Brief History of Boston’s Oldest Neighborhood
The North End has been continuously inhabited since 1630. Throughout the 17th and 18th centuries, the neighborhood was the city’s principal residential district and included a community of free blacks. Irish and Jewish immigrants who settled here in the 19th century eventually moved on, replaced by Southern Italian immigrants. They have maintained a strong presence, even as the neighborhood has become gentrified in recent years. The local community celebrates saint’s days and feasts, mostly in summertime. Lively and colorful, these events feature religious processions, outdoor entertainment, and an abundance of food sold by street vendors.
Specialty Food Shops in Boston’s North End
The North End is considered one of Boston’s best dining destinations. To bring home a taste of Italy, visit Maria’s Pastry Shop at 46 Cross St. for house-made cannoli and melt-in-your-mouth marzipan. Try Salumeria Italiana at 151 Richmond St. for imported pastas, artisanal balsamic vinegars and other Italian specialty foods. Don’t miss a stop at V. Cirace & Son at 173 North St., a third-generation wine store that’s been in operation here since 1906.
Best Places to Eat in Boston’s North End
There’s no shortage of good restaurants in Boston’s Little Italy. For great pizza, the classic choice is Pizzeria Regina (11 1/2 Thatcher St.), where the brick-oven pies are topped with tangy sauce and the crust is perfectly thin but chewy. The flavored dipping oil is irresistible. Another fun spot is Pomodoro, at 319 Hanover St. This tiny eatery is a local favorite, thanks to moderate prices and swoon-worthy dishes like veal scallopine with sweet onion balsamic sauce. Upscale Bricco draws hungry throngs to 241 Hanover Street, for lusciously airy house-made pasta dishes (try the pumpkin-stuffed tortelli), and unexpected combinations like paparadelle with wild boar and porcini mushrooms in a red wine sauce.
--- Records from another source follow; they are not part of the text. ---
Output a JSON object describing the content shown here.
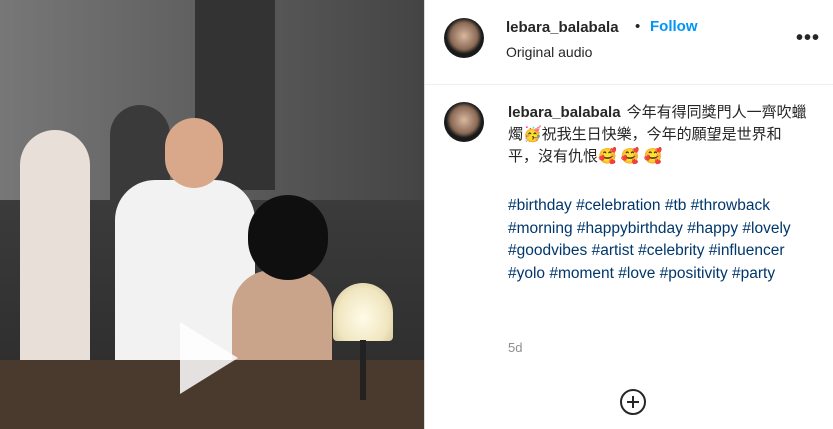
{
  "header": {
    "username": "lebara_balabala",
    "separator": "•",
    "follow_label": "Follow",
    "audio": "Original audio",
    "more_label": "•••"
  },
  "caption": {
    "username": "lebara_balabala",
    "text": "今年有得同獎門人一齊吹蠟燭🥳祝我生日快樂，今年的願望是世界和平，沒有仇恨🥰 🥰 🥰",
    "hashtags": "#birthday #celebration #tb #throwback #morning #happybirthday #happy #lovely #goodvibes #artist #celebrity #influencer #yolo #moment #love #positivity #party"
  },
  "meta": {
    "time": "5d"
  },
  "colors": {
    "link": "#0095f6",
    "hashtag": "#00376b",
    "muted": "#8e8e8e"
  },
  "icons": {
    "play": "play-icon",
    "add_comment": "plus-circle-icon",
    "more": "more-options-icon"
  }
}
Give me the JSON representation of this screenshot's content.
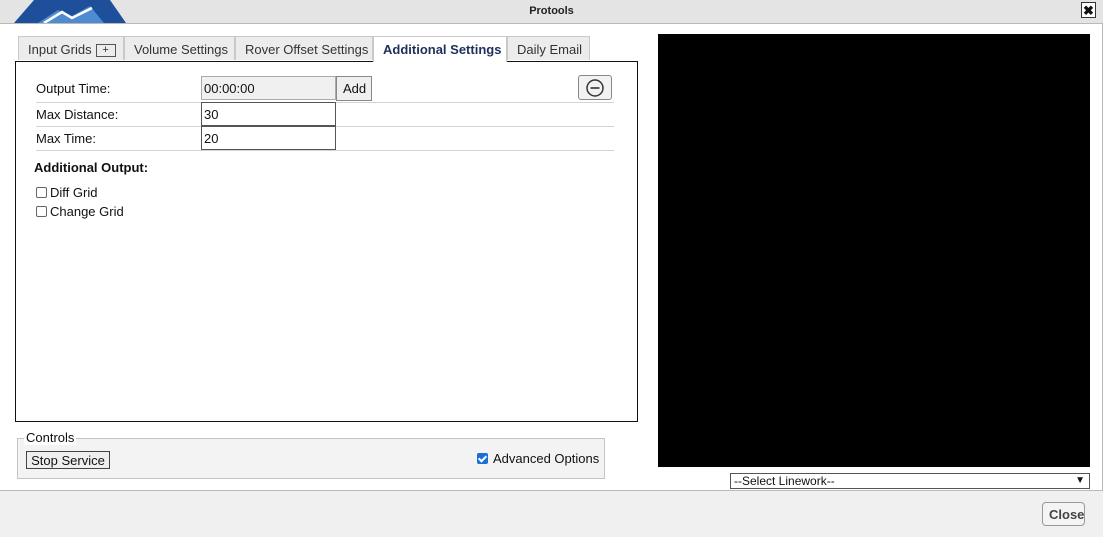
{
  "window": {
    "title": "Protools",
    "close_glyph": "✖"
  },
  "tabs": [
    {
      "label": "Input Grids",
      "add_glyph": "+"
    },
    {
      "label": "Volume Settings"
    },
    {
      "label": "Rover Offset Settings"
    },
    {
      "label": "Additional Settings",
      "active": true
    },
    {
      "label": "Daily Email"
    }
  ],
  "form": {
    "output_time_label": "Output Time:",
    "output_time_value": "00:00:00",
    "add_label": "Add",
    "remove_icon": "minus-circle-icon",
    "max_distance_label": "Max Distance:",
    "max_distance_value": "30",
    "max_time_label": "Max Time:",
    "max_time_value": "20",
    "additional_output_title": "Additional Output:",
    "options": [
      {
        "label": "Diff Grid",
        "checked": false
      },
      {
        "label": "Change Grid",
        "checked": false
      }
    ]
  },
  "controls": {
    "legend": "Controls",
    "stop_label": "Stop Service",
    "advanced_label": "Advanced Options",
    "advanced_checked": true
  },
  "linework": {
    "selected": "--Select Linework--"
  },
  "footer": {
    "close_label": "Close"
  },
  "colors": {
    "active_tab_text": "#1e2f5c",
    "logo_blue": "#1d4f9a",
    "checkbox_blue": "#1a6fd6"
  }
}
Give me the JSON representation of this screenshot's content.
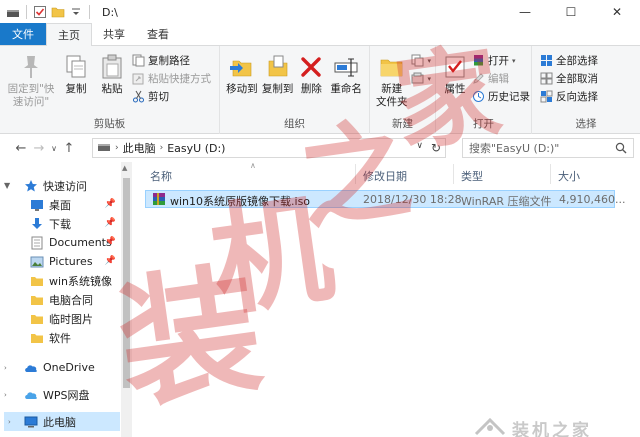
{
  "window": {
    "title": "D:\\",
    "controls": {
      "minimize": "—",
      "maximize": "☐",
      "close": "✕"
    }
  },
  "tabs": [
    {
      "label": "文件"
    },
    {
      "label": "主页"
    },
    {
      "label": "共享"
    },
    {
      "label": "查看"
    }
  ],
  "ribbon": {
    "clipboard": {
      "label": "剪贴板",
      "pin": "固定到\"快\n速访问\"",
      "copy": "复制",
      "paste": "粘贴",
      "copy_path": "复制路径",
      "paste_shortcut": "粘贴快捷方式",
      "cut": "剪切"
    },
    "organize": {
      "label": "组织",
      "move_to": "移动到",
      "copy_to": "复制到",
      "delete": "删除",
      "rename": "重命名"
    },
    "new": {
      "label": "新建",
      "new_folder": "新建\n文件夹"
    },
    "open": {
      "label": "打开",
      "properties": "属性",
      "open": "打开",
      "edit": "编辑",
      "history": "历史记录"
    },
    "select": {
      "label": "选择",
      "select_all": "全部选择",
      "select_none": "全部取消",
      "invert": "反向选择"
    }
  },
  "address": {
    "crumbs": [
      "此电脑",
      "EasyU (D:)"
    ]
  },
  "search": {
    "placeholder": "搜索\"EasyU (D:)\""
  },
  "nav": {
    "items": [
      {
        "label": "快速访问"
      },
      {
        "label": "桌面"
      },
      {
        "label": "下载"
      },
      {
        "label": "Documents"
      },
      {
        "label": "Pictures"
      },
      {
        "label": "win系统镜像"
      },
      {
        "label": "电脑合同"
      },
      {
        "label": "临时图片"
      },
      {
        "label": "软件"
      },
      {
        "label": "OneDrive"
      },
      {
        "label": "WPS网盘"
      },
      {
        "label": "此电脑"
      }
    ]
  },
  "columns": {
    "name": "名称",
    "modified": "修改日期",
    "type": "类型",
    "size": "大小"
  },
  "files": [
    {
      "name": "win10系统原版镜像下载.iso",
      "modified": "2018/12/30 18:28",
      "type": "WinRAR 压缩文件",
      "size": "4,910,460..."
    }
  ],
  "colors": {
    "file_tab": "#1979ca",
    "selection": "#cce8ff",
    "selection_border": "#99d1ff",
    "watermark": "#cd2828"
  },
  "watermark": {
    "chars": [
      "装",
      "机",
      "之",
      "家"
    ]
  }
}
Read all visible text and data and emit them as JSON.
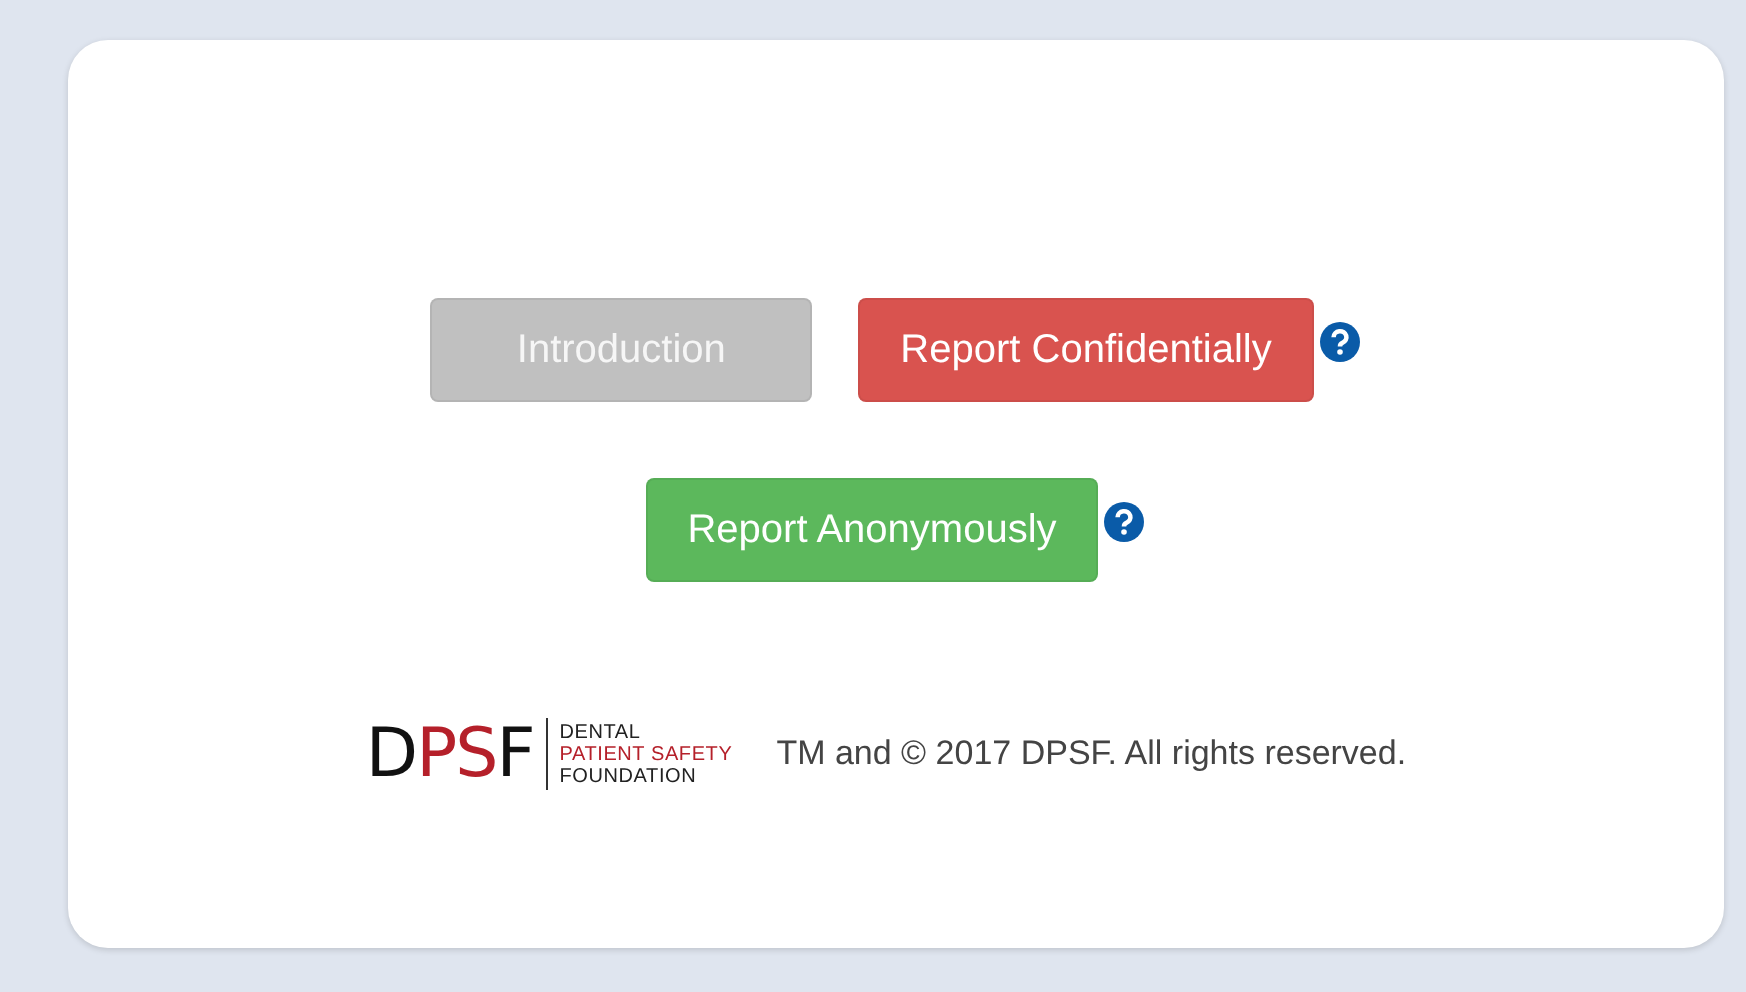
{
  "button_rows": [
    {
      "buttons": [
        {
          "label": "Introduction",
          "kind": "muted",
          "help": false
        },
        {
          "label": "Report Confidentially",
          "kind": "danger",
          "help": true
        }
      ]
    },
    {
      "buttons": [
        {
          "label": "Report Anonymously",
          "kind": "success",
          "help": true
        }
      ]
    }
  ],
  "footer": {
    "logo": {
      "letters": [
        {
          "text": "D",
          "color": "#111111"
        },
        {
          "text": "PS",
          "color": "#b5202a"
        },
        {
          "text": "F",
          "color": "#111111"
        }
      ],
      "lines": [
        {
          "text": "DENTAL",
          "color": "#222222"
        },
        {
          "text": "PATIENT SAFETY",
          "color": "#b5202a"
        },
        {
          "text": "FOUNDATION",
          "color": "#222222"
        }
      ]
    },
    "copyright": "TM and © 2017 DPSF. All rights reserved."
  }
}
Shopping in Boston’s North End
Boutiques are blossoming in the North End, thanks to the influx of hip young professionals to the neighborhood. Prices are typically higher than at chain stores, but the shopping experience is more intimate. For the perfect pair of jeans, try Injeanious at 441 Hanover St., where owner Alison Barnard stocks more than 30 brands of denim. Twilight, on 12 Fleet Street, specializes in date-night duds for women, while Velvet Fly (424 Hanover St.) features a mixture of vintage and modern clothes that share a whimsical, unique sensibility. Shake the Tree, at 67 Salem St., features interesting gift items, funky housewares, and baby gear.
Boston’s Italian North End is a delightful place to visit, for a post- or pre-game dinner or a romantic stroll around a charming area that dates back to 1630. Its two square miles are lined with inviting restaurants and unique shops, making it a favorite among Boston neighborhoods.